Yas menaikkan satu alisnya menatap laki-laki yang ada dihadapannya itu yang saat ini sedang kesal.
"Terus gue harus manggil lo apa?" tanyanya dengan sabar. "Jamet gitu?"
"Sialan," gumam James dengan wajah datarnya itu yang berhasil membuat Yas terkekeh puas seketika. "Yas, mau lo apain itu cewek?"
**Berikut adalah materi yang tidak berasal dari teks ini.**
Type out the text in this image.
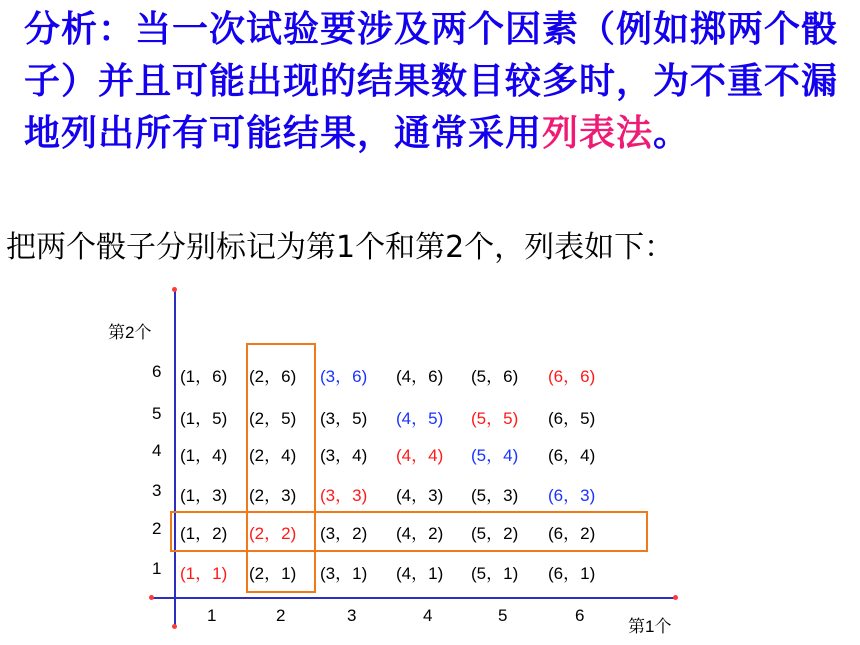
分析：当一次试验要涉及两个因素（例如掷两个骰子）并且可能出现的结果数目较多时，为不重不漏地列出所有可能结果，通常采用列表法。
把两个骰子分别标记为第1个和第2个，列表如下：
第2个
第1个
1
2
3
4
5
6
1	2	3	4	5	6
(1，6) (2，6) (3，6) (4，6) (5，6) (6，6)
(1，5) (2，5) (3，5) (4，5) (5，5) (6，5)
(1，4) (2，4) (3，4) (4，4) (5，4) (6，4)
(1，3) (2，3) (3，3) (4，3) (5，3) (6，3)
(1，2) (2，2) (3，2) (4，2) (5，2) (6，2)
(1，1) (2，1) (3，1) (4，1) (5，1) (6，1)
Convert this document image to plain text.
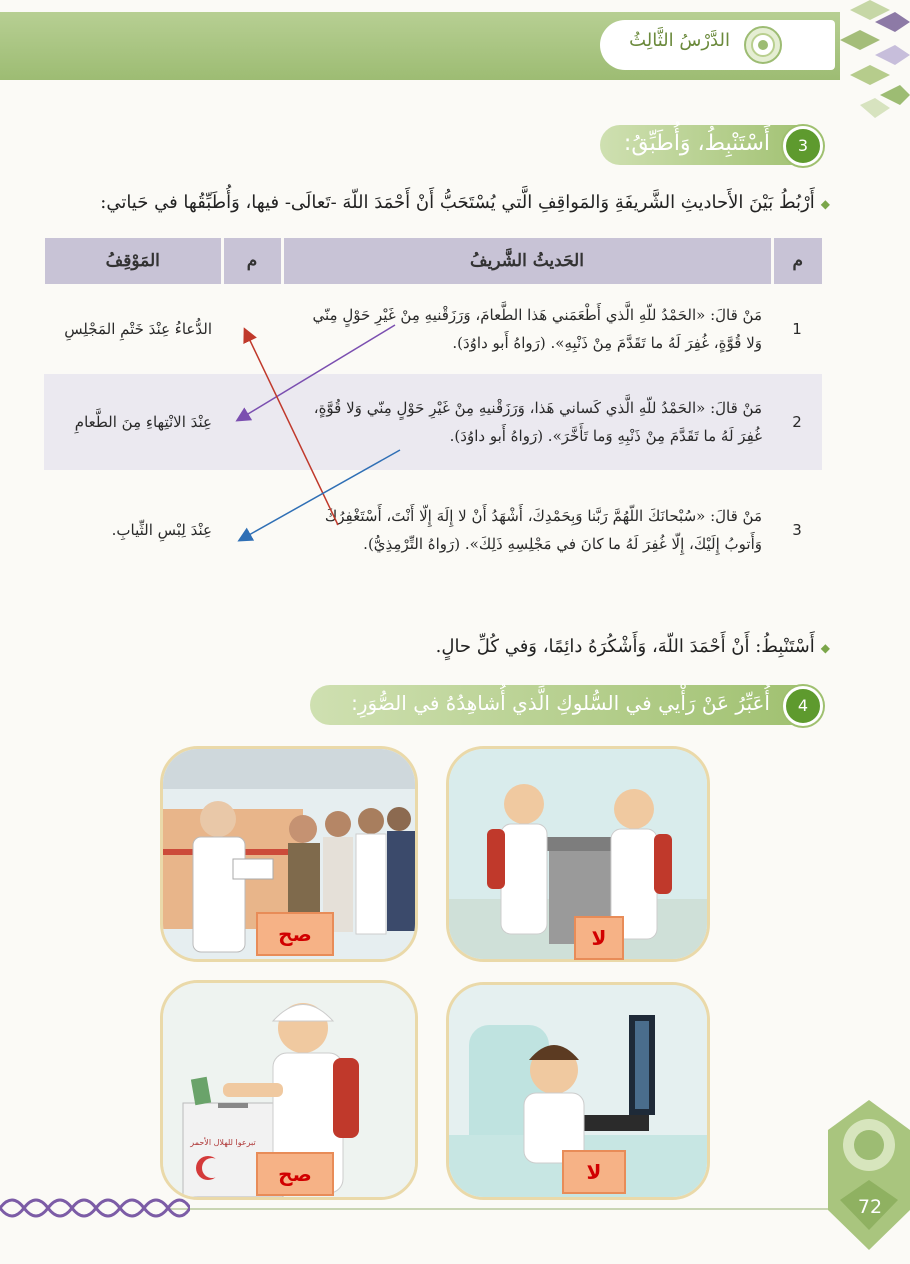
الدَّرْسُ الثَّالِثُ
3
أَسْتَنْبِطُ، وَأُطَبِّقُ:
◆أَرْبُطُ بَيْنَ الأَحاديثِ الشَّريفَةِ وَالمَواقِفِ الَّتي يُسْتَحَبُّ أَنْ أَحْمَدَ اللّهَ -تَعالَى- فيها، وَأُطَبِّقُها في حَياتي:
م	الحَديثُ الشَّريفُ	م	المَوْقِفُ
1	مَنْ قالَ: «الحَمْدُ للّهِ الَّذي أَطْعَمَني هَذا الطَّعامَ، وَرَزَقْنيهِ مِنْ غَيْرِ حَوْلٍ مِنّي وَلا قُوَّةٍ، غُفِرَ لَهُ ما تَقَدَّمَ مِنْ ذَنْبِهِ». (رَواهُ أَبو داوُدَ).		الدُّعاءُ عِنْدَ خَتْمِ المَجْلِسِ
2	مَنْ قالَ: «الحَمْدُ للّهِ الَّذي كَساني هَذا، وَرَزَقْنيهِ مِنْ غَيْرِ حَوْلٍ مِنّي وَلا قُوَّةٍ، غُفِرَ لَهُ ما تَقَدَّمَ مِنْ ذَنْبِهِ وَما تَأَخَّرَ». (رَواهُ أَبو داوُدَ).		عِنْدَ الانْتِهاءِ مِنَ الطَّعامِ
3	مَنْ قالَ: «سُبْحانَكَ اللّهُمَّ رَبَّنا وَبِحَمْدِكَ، أَشْهَدُ أَنْ لا إِلَهَ إِلّا أَنْتَ، أَسْتَغْفِرُكَ وَأَتوبُ إِلَيْكَ، إِلّا غُفِرَ لَهُ ما كانَ في مَجْلِسِهِ ذَلِكَ». (رَواهُ التِّرْمِذِيُّ).		عِنْدَ لِبْسِ الثِّيابِ.
◆أَسْتَنْبِطُ: أَنْ أَحْمَدَ اللّهَ، وَأَشْكُرَهُ دائِمًا، وَفي كُلِّ حالٍ.
4
أُعَبِّرُ عَنْ رَأْيي في السُّلوكِ الَّذي أُشاهِدُهُ في الصُّوَرِ:
لا
صح
لا
صح
تبرعوا للهلال الأحمر
72
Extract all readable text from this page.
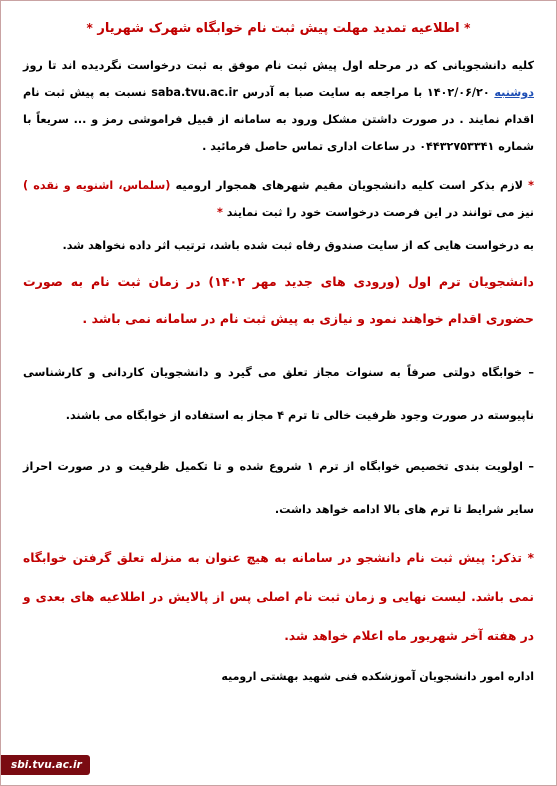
* اطلاعیه تمدید مهلت پیش ثبت نام خوابگاه شهرک شهریار *

کلیه دانشجویانی که در مرحله اول پیش ثبت نام موفق به ثبت درخواست نگردیده اند تا روز دوشنبه ۱۴۰۲/۰۶/۲۰ با مراجعه به سایت صبا به آدرس saba.tvu.ac.ir نسبت به پیش ثبت نام اقدام نمایند . در صورت داشتن مشکل ورود به سامانه از قبیل فراموشی رمز و ... سریعاً با شماره ۰۴۴۳۲۷۵۳۳۴۱ در ساعات اداری تماس حاصل فرمائید .

* لازم بذکر است کلیه دانشجویان مقیم شهرهای همجوار ارومیه (سلماس، اشنویه و نقده ) نیز می توانند در این فرصت درخواست خود را ثبت نمایند *

به درخواست هایی که از سایت صندوق رفاه ثبت شده باشد، ترتیب اثر داده نخواهد شد.

دانشجویان ترم اول (ورودی های جدید مهر ۱۴۰۲) در زمان ثبت نام به صورت حضوری اقدام خواهند نمود و نیازی به پیش ثبت نام در سامانه نمی باشد .

– خوابگاه دولتی صرفاً به سنوات مجاز تعلق می گیرد و دانشجویان کاردانی و کارشناسی ناپیوسته در صورت وجود ظرفیت خالی تا ترم ۴ مجاز به استفاده از خوابگاه می باشند.

– اولویت بندی تخصیص خوابگاه از ترم ۱ شروع شده و تا تکمیل ظرفیت و در صورت احراز سایر شرایط تا ترم های بالا ادامه خواهد داشت.

* تذکر: پیش ثبت نام دانشجو در سامانه به هیچ عنوان به منزله تعلق گرفتن خوابگاه نمی باشد. لیست نهایی و زمان ثبت نام اصلی پس از پالایش در اطلاعیه های بعدی و در هفته آخر شهریور ماه اعلام خواهد شد.

اداره امور دانشجویان آموزشکده فنی شهید بهشتی ارومیه

sbi.tvu.ac.ir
Mendengar itu Yas langsung menatap keatas dengan jari telunjuknya yang sengaja ia tempelkan ke dagu seolah dirinya sedang terlihat berpikir.
"Rahasia," jawabnya yang kini menatap laki-laki yang ada dihadapannya itu. "Inget ya sama kesepatan lo, kalau cewek itu sekarang udah dibawah kendali gue jadi lo gak usah ikut campur atau bahkan berusaha buat deketin."
Laki-laki itu langsung menghela nafasnya dengan posisi yang masih bersandar di pagar balkon apartemen Yas. James melipat kedua tangannya seperti sedang mengintimidasi saudaranya itu dan berkata, "Kok sekarang jadi gue yang khawatir sama lo, ya?" ujarnya.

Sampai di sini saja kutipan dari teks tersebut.